Quando um casal descobre que seu filho ainda bebê está com câncer, inicia uma verdadeira guerra. É o que relata o filme francês “A guerra está declarada”, de Valérie Donzelli, com roteiro de Jérémie Elkaïm. Na vida real, Valérie e Jérémie, que também são os protagonistas do filme, foram de fato casados e viveram o drama que interpretam na tela: a doença grave do seu filho.
No filme, eles são Romeo e Juliette, dois jovens que se conhecem numa balada, vivem um intenso romance e logo se casam e têm um filho, que, ainda bebê, começa a apresentar sintomas preocupantes
O diagnóstico inicia uma trágica mudança de vida, que se alastra por anos, marcada por um cenário cada vez mais angustiante e sombrio composto por médicos, hospitais, tomografias, cirurgias, ressonâncias magnéticas e quimioterapias. Tudo isso acompanhado pelo esgotamento dos recursos financeiros e das forças físicas.
Sem se tornar uma narração melosa, a filmagem retrata uma relação amorosa profunda, que dá sustentação ao calvário que o casal acaba vivendo.
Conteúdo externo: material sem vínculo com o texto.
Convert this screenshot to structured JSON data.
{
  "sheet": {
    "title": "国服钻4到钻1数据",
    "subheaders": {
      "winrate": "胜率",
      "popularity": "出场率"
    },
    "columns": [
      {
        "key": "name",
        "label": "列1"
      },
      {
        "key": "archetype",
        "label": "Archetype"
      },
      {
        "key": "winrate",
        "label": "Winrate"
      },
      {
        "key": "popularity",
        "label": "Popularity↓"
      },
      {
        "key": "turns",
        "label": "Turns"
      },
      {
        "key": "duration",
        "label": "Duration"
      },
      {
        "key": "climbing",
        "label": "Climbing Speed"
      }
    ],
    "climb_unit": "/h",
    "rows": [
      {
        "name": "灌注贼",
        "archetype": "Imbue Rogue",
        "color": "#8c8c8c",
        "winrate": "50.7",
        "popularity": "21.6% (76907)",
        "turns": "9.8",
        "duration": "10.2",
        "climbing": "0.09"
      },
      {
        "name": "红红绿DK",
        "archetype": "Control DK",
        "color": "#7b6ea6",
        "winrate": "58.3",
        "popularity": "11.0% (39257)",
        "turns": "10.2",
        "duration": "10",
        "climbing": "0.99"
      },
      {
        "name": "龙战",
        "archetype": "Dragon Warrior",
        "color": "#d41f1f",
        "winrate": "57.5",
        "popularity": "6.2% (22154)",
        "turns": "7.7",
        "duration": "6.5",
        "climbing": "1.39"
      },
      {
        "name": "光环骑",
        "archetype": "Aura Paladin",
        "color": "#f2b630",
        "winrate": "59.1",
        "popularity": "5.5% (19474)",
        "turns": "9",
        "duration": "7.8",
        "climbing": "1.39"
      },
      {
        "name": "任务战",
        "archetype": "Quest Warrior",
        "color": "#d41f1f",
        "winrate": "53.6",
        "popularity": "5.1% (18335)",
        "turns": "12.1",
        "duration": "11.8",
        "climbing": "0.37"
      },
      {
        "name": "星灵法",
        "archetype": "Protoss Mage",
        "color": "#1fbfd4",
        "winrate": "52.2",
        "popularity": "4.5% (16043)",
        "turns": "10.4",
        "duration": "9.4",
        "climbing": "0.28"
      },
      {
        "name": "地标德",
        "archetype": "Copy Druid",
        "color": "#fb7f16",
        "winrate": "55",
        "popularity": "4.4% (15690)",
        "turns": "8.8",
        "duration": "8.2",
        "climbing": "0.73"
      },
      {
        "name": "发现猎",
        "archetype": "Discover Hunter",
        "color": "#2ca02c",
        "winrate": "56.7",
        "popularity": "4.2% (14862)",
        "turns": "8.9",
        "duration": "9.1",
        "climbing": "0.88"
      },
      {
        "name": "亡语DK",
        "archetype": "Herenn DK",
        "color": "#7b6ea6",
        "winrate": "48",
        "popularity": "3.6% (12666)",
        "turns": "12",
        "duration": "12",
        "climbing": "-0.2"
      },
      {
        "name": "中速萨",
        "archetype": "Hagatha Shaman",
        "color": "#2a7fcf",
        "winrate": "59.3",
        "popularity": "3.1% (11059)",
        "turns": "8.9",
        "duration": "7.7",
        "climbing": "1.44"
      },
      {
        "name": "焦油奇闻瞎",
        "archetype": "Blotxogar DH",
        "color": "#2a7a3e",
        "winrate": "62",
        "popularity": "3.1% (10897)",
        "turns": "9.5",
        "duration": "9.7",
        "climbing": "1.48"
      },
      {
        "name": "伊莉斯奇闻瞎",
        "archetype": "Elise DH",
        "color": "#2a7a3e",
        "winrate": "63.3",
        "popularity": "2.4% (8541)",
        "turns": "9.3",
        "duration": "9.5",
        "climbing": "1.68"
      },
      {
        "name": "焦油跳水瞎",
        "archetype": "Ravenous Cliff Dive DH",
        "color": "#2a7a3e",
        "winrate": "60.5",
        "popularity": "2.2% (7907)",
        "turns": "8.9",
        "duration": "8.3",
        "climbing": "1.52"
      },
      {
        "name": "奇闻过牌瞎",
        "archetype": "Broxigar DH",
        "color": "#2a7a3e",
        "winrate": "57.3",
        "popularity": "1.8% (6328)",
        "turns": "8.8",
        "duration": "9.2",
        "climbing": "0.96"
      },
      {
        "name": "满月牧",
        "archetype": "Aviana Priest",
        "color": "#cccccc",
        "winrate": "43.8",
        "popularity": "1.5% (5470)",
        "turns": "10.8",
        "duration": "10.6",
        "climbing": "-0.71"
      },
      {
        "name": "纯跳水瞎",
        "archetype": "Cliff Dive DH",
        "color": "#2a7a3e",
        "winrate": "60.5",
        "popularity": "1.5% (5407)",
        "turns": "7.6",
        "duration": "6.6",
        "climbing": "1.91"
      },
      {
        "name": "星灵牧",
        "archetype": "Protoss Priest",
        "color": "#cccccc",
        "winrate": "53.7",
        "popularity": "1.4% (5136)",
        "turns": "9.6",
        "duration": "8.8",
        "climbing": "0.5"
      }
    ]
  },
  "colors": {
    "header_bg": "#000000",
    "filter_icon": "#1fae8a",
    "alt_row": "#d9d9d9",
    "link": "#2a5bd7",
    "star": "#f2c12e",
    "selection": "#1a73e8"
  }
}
Sem indulgências e adaptações convenientes da realidade (como às vezes acontece com películas baseados em fatos reais), o filme acompanha o lento deteriorar-se da relação do casal, que porém permanece firme ao seu compromisso de salvar o filho doente. Uma guerra é sempre uma guerra que faz suas vítimas, produz feridas profundas, mutilações e traumas. Não é por acaso que Valérie e Jéremie, no filme, trocaram seus nomes por Romeu e Julieta. Como no drama de Shakespeare seu amor foi atropelado pela tragédia.
Por que algo tão bonito e nobre, uma história de desprendimento e de doação, não fortalece a união do casal e, ao contrário, acaba corroendo-a, sem contudo destruí-la? Por que a tragédia pode unir, assim como pode separar inexoravelmente um casal, mesmo quando eles fazem de tudo para que isso não aconteça?
No exercício de minha profissão de psicanalista pude acompanhar pessoalmente casos parecidos com aquele do filme. O desfecho não foi diferente: em alguns casos a separação foi inevitável, apesar da permanência de um tipo de vínculo peculiar. Os eventos traumáticos têm efeitos devastadores sobre a psique humana. Não importa o esforço consciente de superação e de adaptação, algo afeta de maneira muito profunda o mundo emocional dos envolvidos, sem que eles consigam reverter seus sentimentos.
Quando uma relação fica vinculada àquilo que o inconsciente considera um “objeto estragado”, ou seja, uma experiência traumática, o vínculo afetivo fica atingido de forma às vezes irreversível. Nesses casos, os esforços para manter o vínculo testemunham o quanto na realidade a tragédia una os psiquismos envolvidos, embora nem sempre o faça de forma saudável. Às vezes o vínculo se traduz em um esforço para manter uma relação tensa, difícil, marcada por sentimentos de raiva, ressentimento e mágoa.
Sem que isso se torne explícito, o parceiro se torna o “representante” do trauma, que com sua simples presença o rememora, o torna atual e operante. Embora não haja nisso nada de “racional”, as reações são incontroláveis, pois, de uma forma ou de outra, acabam manifestando raiva e decepção. Obviamente o alvo real não é o parceiro, e sim a tragédia em si, mas o parceiro e “escolhido” pelo inconsciente como representante de algo que para o psiquismo é inexplicável e portanto quase irreal.